The firefly luciferase gene was transfected into human embryonic kidney cells as the enzyme activity of luciferase is a sensitive marker for cellular stress.
Cells were either sham exposed or exposed for up to 90 minutes. All results represent means of 3 repeated experiments with 3 measurements, respectively.
|Exposure duration||continuous for up to 90 minutes|
|Chamber||cell monolayer inside a 35 mm petri dish|
|Setup||waveguide unit consisted of an aluminum box (60 x 17 x 17 cm) with one probe at each end generating the field; 4 discs (stubs) were used for impedance matching; reactangular waveguide was placed in an incubator and equipped with two fans working in opposite directions at both ends for temperature control (37 ± 0.3°C in incubator; temperature change in dishes was 0.07±0.03 °C (range 0.02-0.1°C) during exposure); field inhomogeneity was below 30%|
|Sham exposure||A sham exposure was conducted.|
The luciferase enzyme activity was significantly decreased after 30 and 45 minutes and significantly increased after 60 minutes of exposure compared to sham exposure.

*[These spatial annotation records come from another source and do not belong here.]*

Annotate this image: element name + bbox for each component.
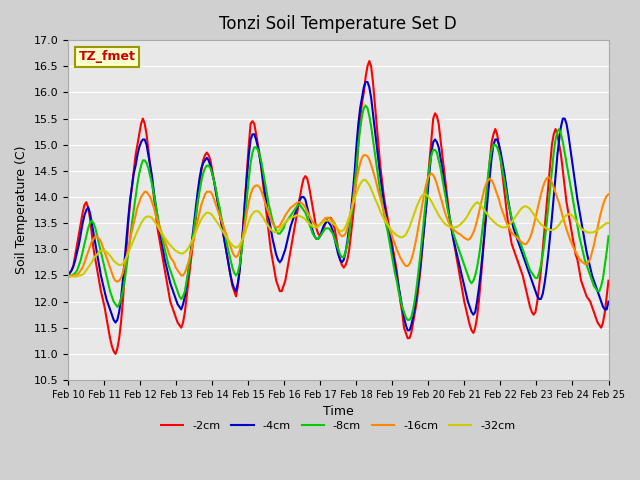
-2cm bbox=[111, 351, 119, 357]
-4cm bbox=[362, 79, 369, 85]
-32cm bbox=[168, 244, 176, 250]
-2cm bbox=[605, 278, 612, 284]
-4cm bbox=[168, 286, 176, 291]
X-axis label: Time: Time bbox=[323, 405, 354, 418]
Title: Tonzi Soil Temperature Set D: Tonzi Soil Temperature Set D bbox=[220, 15, 457, 33]
-8cm bbox=[168, 273, 176, 278]
-4cm bbox=[605, 299, 612, 304]
-8cm bbox=[362, 103, 369, 108]
Line: -32cm: -32cm bbox=[68, 180, 609, 276]
-16cm bbox=[113, 279, 121, 285]
-32cm bbox=[559, 216, 566, 222]
Line: -16cm: -16cm bbox=[68, 155, 609, 282]
-4cm bbox=[64, 273, 72, 278]
-16cm bbox=[170, 260, 178, 265]
-16cm bbox=[446, 221, 454, 227]
-2cm bbox=[102, 314, 110, 320]
-16cm bbox=[102, 254, 110, 260]
-16cm bbox=[561, 220, 568, 226]
Legend: -2cm, -4cm, -8cm, -16cm, -32cm: -2cm, -4cm, -8cm, -16cm, -32cm bbox=[157, 417, 520, 436]
-32cm bbox=[360, 177, 367, 182]
-8cm bbox=[102, 273, 110, 278]
Line: -8cm: -8cm bbox=[68, 106, 609, 320]
-8cm bbox=[404, 317, 412, 323]
-16cm bbox=[360, 152, 367, 158]
-16cm bbox=[64, 274, 72, 279]
-8cm bbox=[446, 215, 454, 221]
-32cm bbox=[102, 249, 110, 255]
Line: -4cm: -4cm bbox=[68, 82, 609, 330]
Y-axis label: Soil Temperature (C): Soil Temperature (C) bbox=[15, 146, 28, 274]
-16cm bbox=[413, 233, 420, 239]
-4cm bbox=[404, 327, 412, 333]
-32cm bbox=[367, 186, 375, 192]
-2cm bbox=[561, 184, 568, 190]
-2cm bbox=[170, 309, 178, 315]
-2cm bbox=[369, 79, 377, 85]
-2cm bbox=[64, 273, 72, 278]
-2cm bbox=[365, 58, 373, 64]
Text: TZ_fmet: TZ_fmet bbox=[79, 50, 136, 63]
-32cm bbox=[444, 223, 452, 228]
-4cm bbox=[561, 116, 568, 121]
-8cm bbox=[64, 273, 72, 278]
-16cm bbox=[369, 168, 377, 174]
-2cm bbox=[446, 215, 454, 221]
-4cm bbox=[413, 291, 420, 297]
-8cm bbox=[367, 123, 375, 129]
-8cm bbox=[605, 233, 612, 239]
-32cm bbox=[64, 274, 72, 279]
-4cm bbox=[102, 296, 110, 302]
-4cm bbox=[367, 95, 375, 100]
-32cm bbox=[411, 209, 419, 215]
-4cm bbox=[446, 215, 454, 221]
-8cm bbox=[413, 283, 420, 289]
-8cm bbox=[561, 150, 568, 156]
-16cm bbox=[605, 192, 612, 197]
-32cm bbox=[605, 220, 612, 226]
Line: -2cm: -2cm bbox=[68, 61, 609, 354]
-2cm bbox=[413, 299, 420, 304]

The reactive oxygen species content was significantly increased after 15, 30 and 45 minutes of exposure compared to sham exposure. The enzyme activity of superoxide dismutase was significantly increased after 30 and 45 minutes of exposure compared to sham exposure. The enzyme activity of catalase was significantly increased after 15, 30, 45 and 60 minutes of exposure compared to sham exposure. The content of reduced glutathione was significantly increased after 45 minutes of exposure, whereas the content of malondialdehyde was significantly reduced after 45 minutes compared to sham exposure.
The enzyme activity of caspase 3 and 7 was significantly increased after 45 and 90 minutes, but not after 60 minutes of exposure compared to sham exposure, showing no distinct indication for apoptosis.
The authors conclude, that an acute exposure of transgenic human embryonic kidney cells to a 940 MHz electromagnetic field could cause oxidative stress which is followed by an anti-oxidative response, what is represented by the luciferase enzyme activity.